If possible, have vaccines done. And most importantly, get the dog sterilized. Dogs can live in the streets here but having them spayed/neutered prevents overpopulation and also prevents a highly contagious STD which causes cancerous tumors in unsterilized dogs, Transmissible Venereal Tumors, or TVT. There are many free clinics across the bay, weekly, or have it done in a vet office.

Are you returning home and considering taking the dog with you to foster or adopt? If you’ve posted and nobody claims the dog, this can be done. Each country has different requirements and any vet can assist you with completing protocols and paperwork. This is also a good time to reach out to any rescue organization with questions about how you can take the dog home. Dogs can also be boarded for a small fee while completing protocols to travel.

Should you see a dog who appears neglected or abused, you can also reach out to rescue groups for advice on how to help the dog. Please understand, that rescues do not have the authority to go take dogs from people. There are ways to help these dogs but through the proper channels by reporting to authorities. Each state has different rules/reporting in place.

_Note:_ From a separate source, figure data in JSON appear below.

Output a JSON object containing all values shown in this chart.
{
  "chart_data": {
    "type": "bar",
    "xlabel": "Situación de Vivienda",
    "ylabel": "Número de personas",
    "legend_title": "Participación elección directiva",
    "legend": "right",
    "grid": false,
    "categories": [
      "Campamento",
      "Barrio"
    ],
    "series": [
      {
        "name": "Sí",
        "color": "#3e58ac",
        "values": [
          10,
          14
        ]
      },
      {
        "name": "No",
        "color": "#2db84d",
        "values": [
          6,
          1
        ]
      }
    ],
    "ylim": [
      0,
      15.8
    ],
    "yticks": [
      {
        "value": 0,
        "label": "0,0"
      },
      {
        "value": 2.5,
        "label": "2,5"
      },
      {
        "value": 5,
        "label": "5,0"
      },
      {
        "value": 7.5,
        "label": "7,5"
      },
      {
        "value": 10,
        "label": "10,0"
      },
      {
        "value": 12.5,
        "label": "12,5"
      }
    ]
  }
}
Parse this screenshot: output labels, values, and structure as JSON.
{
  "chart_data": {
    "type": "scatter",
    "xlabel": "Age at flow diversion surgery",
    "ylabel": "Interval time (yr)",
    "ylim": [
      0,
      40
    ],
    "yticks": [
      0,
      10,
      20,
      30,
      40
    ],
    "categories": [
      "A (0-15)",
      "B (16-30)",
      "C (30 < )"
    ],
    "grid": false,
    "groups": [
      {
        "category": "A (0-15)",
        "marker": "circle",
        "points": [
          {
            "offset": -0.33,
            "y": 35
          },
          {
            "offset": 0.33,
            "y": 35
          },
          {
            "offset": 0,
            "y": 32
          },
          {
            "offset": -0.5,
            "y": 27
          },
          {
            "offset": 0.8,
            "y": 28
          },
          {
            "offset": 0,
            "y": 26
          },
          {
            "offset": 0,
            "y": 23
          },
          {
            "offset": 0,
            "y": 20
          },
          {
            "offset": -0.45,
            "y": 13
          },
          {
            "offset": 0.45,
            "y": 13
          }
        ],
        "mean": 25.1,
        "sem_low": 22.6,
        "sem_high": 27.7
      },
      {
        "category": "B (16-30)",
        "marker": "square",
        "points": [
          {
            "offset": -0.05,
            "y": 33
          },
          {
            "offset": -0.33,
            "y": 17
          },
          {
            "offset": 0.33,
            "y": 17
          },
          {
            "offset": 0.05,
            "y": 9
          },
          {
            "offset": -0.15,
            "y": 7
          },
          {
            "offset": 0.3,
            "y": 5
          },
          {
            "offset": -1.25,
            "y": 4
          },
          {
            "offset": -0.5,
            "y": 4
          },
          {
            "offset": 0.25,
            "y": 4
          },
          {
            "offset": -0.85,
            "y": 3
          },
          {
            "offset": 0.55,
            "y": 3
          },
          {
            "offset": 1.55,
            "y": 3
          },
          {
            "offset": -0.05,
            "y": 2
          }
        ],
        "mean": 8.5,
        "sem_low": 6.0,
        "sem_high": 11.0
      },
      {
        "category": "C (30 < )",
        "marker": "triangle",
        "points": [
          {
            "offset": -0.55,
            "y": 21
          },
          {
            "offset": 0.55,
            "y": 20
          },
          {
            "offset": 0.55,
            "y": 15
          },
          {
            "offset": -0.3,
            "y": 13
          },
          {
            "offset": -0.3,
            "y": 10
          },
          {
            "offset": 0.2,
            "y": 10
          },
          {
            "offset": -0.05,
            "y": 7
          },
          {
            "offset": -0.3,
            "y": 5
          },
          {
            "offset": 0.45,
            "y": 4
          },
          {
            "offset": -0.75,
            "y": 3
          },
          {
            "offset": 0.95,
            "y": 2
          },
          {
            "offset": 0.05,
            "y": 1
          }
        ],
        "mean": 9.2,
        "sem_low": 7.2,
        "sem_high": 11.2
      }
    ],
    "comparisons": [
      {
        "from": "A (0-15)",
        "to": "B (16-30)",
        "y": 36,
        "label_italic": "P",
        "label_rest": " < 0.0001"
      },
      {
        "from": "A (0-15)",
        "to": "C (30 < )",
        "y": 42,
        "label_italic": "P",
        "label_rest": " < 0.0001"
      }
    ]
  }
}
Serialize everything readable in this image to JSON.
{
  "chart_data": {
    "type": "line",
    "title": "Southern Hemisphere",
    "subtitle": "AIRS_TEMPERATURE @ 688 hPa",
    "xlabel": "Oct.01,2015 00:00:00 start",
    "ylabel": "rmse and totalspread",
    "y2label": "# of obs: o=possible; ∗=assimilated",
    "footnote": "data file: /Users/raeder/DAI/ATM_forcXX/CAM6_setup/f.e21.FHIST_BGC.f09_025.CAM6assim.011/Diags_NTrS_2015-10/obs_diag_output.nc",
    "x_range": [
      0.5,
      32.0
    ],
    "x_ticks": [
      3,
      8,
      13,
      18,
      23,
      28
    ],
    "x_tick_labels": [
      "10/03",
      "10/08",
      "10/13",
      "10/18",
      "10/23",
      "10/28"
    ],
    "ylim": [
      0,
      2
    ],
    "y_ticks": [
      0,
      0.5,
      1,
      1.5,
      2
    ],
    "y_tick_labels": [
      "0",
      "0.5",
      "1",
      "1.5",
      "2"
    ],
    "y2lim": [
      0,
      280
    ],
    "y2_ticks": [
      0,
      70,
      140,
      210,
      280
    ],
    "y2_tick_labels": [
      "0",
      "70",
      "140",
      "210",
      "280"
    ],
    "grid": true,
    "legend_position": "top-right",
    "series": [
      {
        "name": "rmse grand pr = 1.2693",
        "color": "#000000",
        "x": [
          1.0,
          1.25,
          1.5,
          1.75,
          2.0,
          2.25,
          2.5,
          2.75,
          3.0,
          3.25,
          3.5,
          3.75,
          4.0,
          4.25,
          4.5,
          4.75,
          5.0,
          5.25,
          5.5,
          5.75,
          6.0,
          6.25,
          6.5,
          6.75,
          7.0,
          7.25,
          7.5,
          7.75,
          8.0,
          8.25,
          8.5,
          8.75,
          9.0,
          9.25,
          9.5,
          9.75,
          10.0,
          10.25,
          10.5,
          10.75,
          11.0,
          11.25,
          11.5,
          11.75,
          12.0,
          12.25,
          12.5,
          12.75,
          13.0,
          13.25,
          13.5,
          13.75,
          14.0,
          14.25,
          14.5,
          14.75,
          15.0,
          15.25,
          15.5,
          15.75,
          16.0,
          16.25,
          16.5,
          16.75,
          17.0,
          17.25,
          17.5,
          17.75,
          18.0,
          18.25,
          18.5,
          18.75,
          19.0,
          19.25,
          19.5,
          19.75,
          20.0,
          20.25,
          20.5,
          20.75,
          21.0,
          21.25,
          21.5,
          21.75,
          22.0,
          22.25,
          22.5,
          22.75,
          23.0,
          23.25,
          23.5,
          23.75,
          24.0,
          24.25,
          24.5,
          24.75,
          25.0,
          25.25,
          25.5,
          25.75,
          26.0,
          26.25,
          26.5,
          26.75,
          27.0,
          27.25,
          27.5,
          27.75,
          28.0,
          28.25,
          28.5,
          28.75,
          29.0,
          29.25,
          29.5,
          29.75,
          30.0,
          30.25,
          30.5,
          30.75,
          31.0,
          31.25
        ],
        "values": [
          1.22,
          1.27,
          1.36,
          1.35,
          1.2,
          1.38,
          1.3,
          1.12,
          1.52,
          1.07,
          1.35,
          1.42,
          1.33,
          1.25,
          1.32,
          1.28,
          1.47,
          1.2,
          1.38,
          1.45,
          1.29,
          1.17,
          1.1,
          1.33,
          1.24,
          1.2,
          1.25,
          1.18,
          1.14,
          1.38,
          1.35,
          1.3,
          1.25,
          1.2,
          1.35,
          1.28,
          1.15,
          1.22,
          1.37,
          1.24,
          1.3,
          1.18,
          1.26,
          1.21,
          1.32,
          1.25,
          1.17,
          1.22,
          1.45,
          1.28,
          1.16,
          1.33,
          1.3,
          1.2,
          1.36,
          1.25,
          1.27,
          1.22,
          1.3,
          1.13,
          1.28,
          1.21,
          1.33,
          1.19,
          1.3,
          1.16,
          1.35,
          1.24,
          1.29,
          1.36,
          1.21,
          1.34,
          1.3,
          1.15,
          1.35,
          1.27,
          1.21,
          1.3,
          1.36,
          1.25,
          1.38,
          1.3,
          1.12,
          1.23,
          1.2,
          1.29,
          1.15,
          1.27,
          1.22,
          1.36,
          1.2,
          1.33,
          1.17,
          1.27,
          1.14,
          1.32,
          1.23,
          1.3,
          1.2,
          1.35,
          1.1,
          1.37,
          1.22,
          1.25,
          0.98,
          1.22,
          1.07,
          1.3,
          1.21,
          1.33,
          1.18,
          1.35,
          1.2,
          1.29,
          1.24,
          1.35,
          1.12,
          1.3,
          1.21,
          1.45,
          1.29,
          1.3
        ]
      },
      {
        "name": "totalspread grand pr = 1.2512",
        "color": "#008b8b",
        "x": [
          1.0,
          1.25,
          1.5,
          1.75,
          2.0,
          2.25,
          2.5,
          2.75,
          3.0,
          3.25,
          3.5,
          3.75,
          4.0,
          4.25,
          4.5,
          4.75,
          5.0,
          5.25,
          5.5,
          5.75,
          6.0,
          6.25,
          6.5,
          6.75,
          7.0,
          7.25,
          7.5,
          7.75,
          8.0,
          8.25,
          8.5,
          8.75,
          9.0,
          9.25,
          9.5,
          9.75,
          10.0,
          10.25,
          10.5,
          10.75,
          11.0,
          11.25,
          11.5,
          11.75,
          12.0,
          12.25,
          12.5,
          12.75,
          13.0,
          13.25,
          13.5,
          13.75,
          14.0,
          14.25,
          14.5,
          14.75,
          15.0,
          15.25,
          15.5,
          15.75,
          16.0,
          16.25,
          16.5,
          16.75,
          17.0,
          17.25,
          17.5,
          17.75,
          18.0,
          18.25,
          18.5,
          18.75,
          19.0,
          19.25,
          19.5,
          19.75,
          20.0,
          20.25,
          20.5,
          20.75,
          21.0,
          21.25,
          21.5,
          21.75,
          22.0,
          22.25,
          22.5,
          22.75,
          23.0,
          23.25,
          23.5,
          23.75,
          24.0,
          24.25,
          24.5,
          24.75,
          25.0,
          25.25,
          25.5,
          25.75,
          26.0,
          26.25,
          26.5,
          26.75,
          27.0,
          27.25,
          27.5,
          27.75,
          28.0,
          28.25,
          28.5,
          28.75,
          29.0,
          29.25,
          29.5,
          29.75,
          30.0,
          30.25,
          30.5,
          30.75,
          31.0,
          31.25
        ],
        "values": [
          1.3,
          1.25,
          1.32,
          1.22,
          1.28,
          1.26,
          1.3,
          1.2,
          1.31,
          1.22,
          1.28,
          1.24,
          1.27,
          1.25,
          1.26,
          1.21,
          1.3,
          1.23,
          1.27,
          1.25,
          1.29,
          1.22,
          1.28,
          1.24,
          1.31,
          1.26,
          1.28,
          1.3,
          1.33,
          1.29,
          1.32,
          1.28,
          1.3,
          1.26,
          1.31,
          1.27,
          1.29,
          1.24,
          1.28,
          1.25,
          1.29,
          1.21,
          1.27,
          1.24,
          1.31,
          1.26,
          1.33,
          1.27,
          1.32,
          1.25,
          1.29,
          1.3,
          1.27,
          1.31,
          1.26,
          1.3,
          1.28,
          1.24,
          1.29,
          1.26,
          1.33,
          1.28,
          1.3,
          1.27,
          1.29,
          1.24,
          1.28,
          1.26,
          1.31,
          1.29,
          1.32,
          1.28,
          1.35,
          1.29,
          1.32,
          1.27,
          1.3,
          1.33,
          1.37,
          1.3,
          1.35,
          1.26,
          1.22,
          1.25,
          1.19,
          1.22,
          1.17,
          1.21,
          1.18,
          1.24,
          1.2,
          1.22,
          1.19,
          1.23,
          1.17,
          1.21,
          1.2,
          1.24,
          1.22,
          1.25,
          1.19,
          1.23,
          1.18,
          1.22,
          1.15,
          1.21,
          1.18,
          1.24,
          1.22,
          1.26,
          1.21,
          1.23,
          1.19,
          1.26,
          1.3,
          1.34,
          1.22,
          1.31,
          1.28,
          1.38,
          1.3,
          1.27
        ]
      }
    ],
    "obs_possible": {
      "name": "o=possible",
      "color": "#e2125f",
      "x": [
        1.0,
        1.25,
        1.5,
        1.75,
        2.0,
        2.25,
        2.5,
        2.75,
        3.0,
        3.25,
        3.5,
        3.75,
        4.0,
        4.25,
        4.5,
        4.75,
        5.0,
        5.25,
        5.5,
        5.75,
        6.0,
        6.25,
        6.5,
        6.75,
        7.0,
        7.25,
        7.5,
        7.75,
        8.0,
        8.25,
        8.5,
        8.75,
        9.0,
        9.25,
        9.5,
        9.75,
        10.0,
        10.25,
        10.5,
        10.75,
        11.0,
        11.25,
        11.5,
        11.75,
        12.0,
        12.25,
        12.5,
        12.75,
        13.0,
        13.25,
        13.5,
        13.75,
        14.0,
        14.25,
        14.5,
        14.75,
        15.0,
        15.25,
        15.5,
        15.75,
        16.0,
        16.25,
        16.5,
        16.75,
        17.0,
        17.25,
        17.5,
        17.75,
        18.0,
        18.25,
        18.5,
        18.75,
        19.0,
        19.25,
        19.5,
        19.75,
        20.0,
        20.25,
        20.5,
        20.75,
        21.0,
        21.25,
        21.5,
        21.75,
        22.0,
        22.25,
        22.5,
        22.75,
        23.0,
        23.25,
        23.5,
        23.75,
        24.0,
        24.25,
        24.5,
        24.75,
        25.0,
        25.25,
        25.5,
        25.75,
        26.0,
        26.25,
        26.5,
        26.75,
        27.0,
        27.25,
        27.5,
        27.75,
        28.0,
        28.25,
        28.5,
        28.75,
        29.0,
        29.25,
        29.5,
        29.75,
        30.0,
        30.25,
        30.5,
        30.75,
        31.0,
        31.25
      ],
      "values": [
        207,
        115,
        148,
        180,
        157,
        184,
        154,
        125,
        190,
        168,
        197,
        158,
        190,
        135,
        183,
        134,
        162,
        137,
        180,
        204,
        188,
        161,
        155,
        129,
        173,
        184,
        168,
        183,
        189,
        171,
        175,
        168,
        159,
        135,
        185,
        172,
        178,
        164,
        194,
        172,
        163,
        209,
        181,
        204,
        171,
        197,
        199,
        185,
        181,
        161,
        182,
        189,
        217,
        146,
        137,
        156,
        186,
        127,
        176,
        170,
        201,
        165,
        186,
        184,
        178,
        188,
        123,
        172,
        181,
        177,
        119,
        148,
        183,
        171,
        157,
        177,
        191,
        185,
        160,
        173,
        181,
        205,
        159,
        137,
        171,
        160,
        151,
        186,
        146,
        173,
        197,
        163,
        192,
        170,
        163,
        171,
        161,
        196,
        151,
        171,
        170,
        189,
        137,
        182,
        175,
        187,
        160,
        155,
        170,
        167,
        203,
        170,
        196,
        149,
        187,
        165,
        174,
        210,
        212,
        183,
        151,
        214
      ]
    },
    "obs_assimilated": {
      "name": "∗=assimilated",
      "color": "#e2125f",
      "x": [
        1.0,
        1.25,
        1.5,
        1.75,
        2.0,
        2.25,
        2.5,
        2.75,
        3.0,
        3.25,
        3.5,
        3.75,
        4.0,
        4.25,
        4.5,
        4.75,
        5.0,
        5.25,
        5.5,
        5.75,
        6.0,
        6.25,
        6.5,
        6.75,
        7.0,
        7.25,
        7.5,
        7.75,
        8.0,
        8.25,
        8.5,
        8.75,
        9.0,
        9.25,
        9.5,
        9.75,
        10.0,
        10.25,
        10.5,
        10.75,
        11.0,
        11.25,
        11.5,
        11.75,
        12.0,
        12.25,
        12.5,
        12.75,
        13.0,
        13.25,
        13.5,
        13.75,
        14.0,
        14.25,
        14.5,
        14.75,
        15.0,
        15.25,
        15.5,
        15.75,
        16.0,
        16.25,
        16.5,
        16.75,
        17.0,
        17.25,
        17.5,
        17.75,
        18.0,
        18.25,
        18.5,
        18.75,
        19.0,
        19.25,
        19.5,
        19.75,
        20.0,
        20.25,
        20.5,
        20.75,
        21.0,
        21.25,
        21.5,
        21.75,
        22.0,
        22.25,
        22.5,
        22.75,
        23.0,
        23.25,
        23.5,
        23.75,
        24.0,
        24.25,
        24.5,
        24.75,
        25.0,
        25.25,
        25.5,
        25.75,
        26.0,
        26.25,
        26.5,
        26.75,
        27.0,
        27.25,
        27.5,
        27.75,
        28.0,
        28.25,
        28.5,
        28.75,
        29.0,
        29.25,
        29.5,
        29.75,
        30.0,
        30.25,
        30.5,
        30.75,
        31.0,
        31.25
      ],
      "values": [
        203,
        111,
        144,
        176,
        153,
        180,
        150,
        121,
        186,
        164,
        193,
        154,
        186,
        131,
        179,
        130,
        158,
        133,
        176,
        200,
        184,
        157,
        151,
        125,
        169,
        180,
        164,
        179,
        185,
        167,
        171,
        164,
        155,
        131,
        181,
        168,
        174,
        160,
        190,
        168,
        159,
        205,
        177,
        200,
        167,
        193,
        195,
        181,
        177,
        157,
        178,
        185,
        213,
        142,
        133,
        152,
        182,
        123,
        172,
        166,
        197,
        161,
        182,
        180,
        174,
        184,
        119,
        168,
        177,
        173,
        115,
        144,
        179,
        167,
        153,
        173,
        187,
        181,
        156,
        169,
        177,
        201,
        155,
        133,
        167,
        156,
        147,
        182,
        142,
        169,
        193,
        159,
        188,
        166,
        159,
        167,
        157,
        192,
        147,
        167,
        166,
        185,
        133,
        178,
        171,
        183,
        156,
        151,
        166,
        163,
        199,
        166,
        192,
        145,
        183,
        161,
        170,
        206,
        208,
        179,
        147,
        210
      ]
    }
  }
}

Consider donating to local rescues. If you’re visiting and have a flight home, reach out to rescues. Many have adopted dogs waiting to go home and they really need flight angels. When adopted dogs leave, it frees up space to help the next dog in need. Know that anything you personally can do to help a dog, and taking action, could be the difference between a dog living or dying, or being safely returned home. And we promise you’ll feel good knowing you helped a dog in need.

To report animal abuse or rescue needed in Puerto Vallarta, please call 911 and request the Green Patrol (Patrulla Verde), or call the City Shelter at 322-293-3690.

There is also a reporting system for mistreatment, abuse, and neglect for All animals in the municipality of the Bay of Banderas. Phone number: 322-160-2886 Email: regulacionambientalbadeba(at)gmail.com

Please report address and cross street and, if possible, send photos and videos.